Cependant, en disant qu’il est une institution, on ne saurait le réduire à une convention arbitraire adoptée par l’homme pour désigner les choses: c’est trop accorder à la volonté et la séparer à tort de la nature. Contrairement à ce que l’on pense, le langage n’est point fait principalement de signes. On se sert de signes pour régler les mouvements du corps soit dans l’espace soit dans le temps, ou pour reconnaître les objets sur lesquels il faut agir. Un langage artificiel qui ne comprend que des signes n’est point à proprement parler un langage, comme on le voit par l’exemple du savant, bien que les termes dont il use, par l’usage et par l’usure, en se mêlant peu à peu à notre vie et en acquérant eux-mêmes une âme, puissent entrer par fortune dans le langage véritable. Mais cette réussite est rare et n’est jamais parfaite. L’invention du langage a des sources beaucoup plus profondes. Si le langage est une action qui commence, un essai par lequel je mesure l’intervalle entre ce que je sais ou ce que je pense et ce que je puis, il me fait participer à la création simultanée de moi-même et des choses, je veux dire du rapport qui les unit.

VII

Le langage n’est rien s’il n’est pas le trajet de la pensée à l’action. Mais il arrive qu’il perde tout contact soit avec l’une soit avec l’autre, soit avec toutes deux.
Il n’y a point de langage sans que la parole soit d’abord proférée. Et la pensée prend alors une sorte de consistance matérielle qui s’aggrave encore par l’écriture et dans laquelle elle risque de se mortifier et de s’ensevelir: c’est à celui qui écoute, à celui qui lit qu’il appartient de la ressusciter. Mais le péril est pour lui qu’après s’être délivré de l’esclavage des choses, il retombe sous l’esclavage des mots qui est plus subtil, mais qui est pire. On voit maintenant pourquoi il est plus aisé de parler que de penser; la distance est souvent grande de l’un à l’autre. Elle ne l’est pas moins du dire au faire.

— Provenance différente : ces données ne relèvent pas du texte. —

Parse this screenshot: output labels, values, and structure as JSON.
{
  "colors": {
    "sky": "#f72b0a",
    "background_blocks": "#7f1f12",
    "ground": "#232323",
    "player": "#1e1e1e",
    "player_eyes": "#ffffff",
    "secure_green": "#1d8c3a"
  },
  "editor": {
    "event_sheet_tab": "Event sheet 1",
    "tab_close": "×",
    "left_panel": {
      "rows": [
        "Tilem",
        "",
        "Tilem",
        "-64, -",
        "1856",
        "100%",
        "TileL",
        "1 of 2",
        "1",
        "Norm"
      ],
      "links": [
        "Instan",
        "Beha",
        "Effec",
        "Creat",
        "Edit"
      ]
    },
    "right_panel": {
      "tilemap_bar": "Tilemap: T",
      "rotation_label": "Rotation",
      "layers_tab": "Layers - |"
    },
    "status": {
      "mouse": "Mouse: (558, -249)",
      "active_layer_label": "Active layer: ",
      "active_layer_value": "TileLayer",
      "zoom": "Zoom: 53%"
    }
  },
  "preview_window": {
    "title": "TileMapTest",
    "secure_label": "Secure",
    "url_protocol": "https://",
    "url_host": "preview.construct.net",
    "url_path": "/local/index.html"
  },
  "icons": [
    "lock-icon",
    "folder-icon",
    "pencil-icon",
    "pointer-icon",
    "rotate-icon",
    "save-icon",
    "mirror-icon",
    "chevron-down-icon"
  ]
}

Car la plus petite action exige plus de nous que le plus grand flux de paroles. Il est aussi plus difficile, comme on l’a dit, d’éprouver un sentiment d’amour que d’en écrire un gros livre. Mais c’est le propre de l’écrivain le plus grand non seulement de ne jamais rompre entre la pensée et le signe, ni entre le signe et la chose, mais de franchir le double intervalle qui les sépare, et, dans le signe même, d’abolir le signe afin de faire coïncider la pensée et la chose.

VIII

C’est que le langage n’est pas, comme on le croit souvent, le vêtement de la pensée. Il en est le corps véritable. Et on peut l’étudier du dehors, comme le fait l’anatomiste. Mais c’est un corps vivant; et quand il s’agit de la vie qui l’anime, la connaissance que l’anatomiste a de son corps l’embarrasse au lieu de le soutenir. Elle gênerait ses mouvements, s’il entreprenait de les régler sur elle; elle interromprait la conscience qu’il a de soi et de sa propre présence à lui-même. Il y a donc une connaissance du langage qui est tout intérieure comme celle que nous avons de notre propre corps: elle consiste dans l’usage, et non dans le spectacle. C’est une grâce simple et aisée dans les mouvements ou dans les paroles, une sorte de souplesse nue et de serpentement qui, comme le jeu naturel de la pensée et de la vie, est toujours inaperçu et imprévisible. Dans le langage comme dans l’action, tout ce qui dépend de la volonté seule est un produit de l’artifice, un objet de fabrication qui est lui-même privé d’âme; mais dès que la volonté n’est plus que docile et consentante, c’est la puissance créatrice qui se montre dans ses moindres ouvrages. Il s’agit donc pour nous de revenir au langage naturel; et le langage le plus raffiné, loin de s’y substituer, l’épouse et en fait apparaître toutes les délicatesses.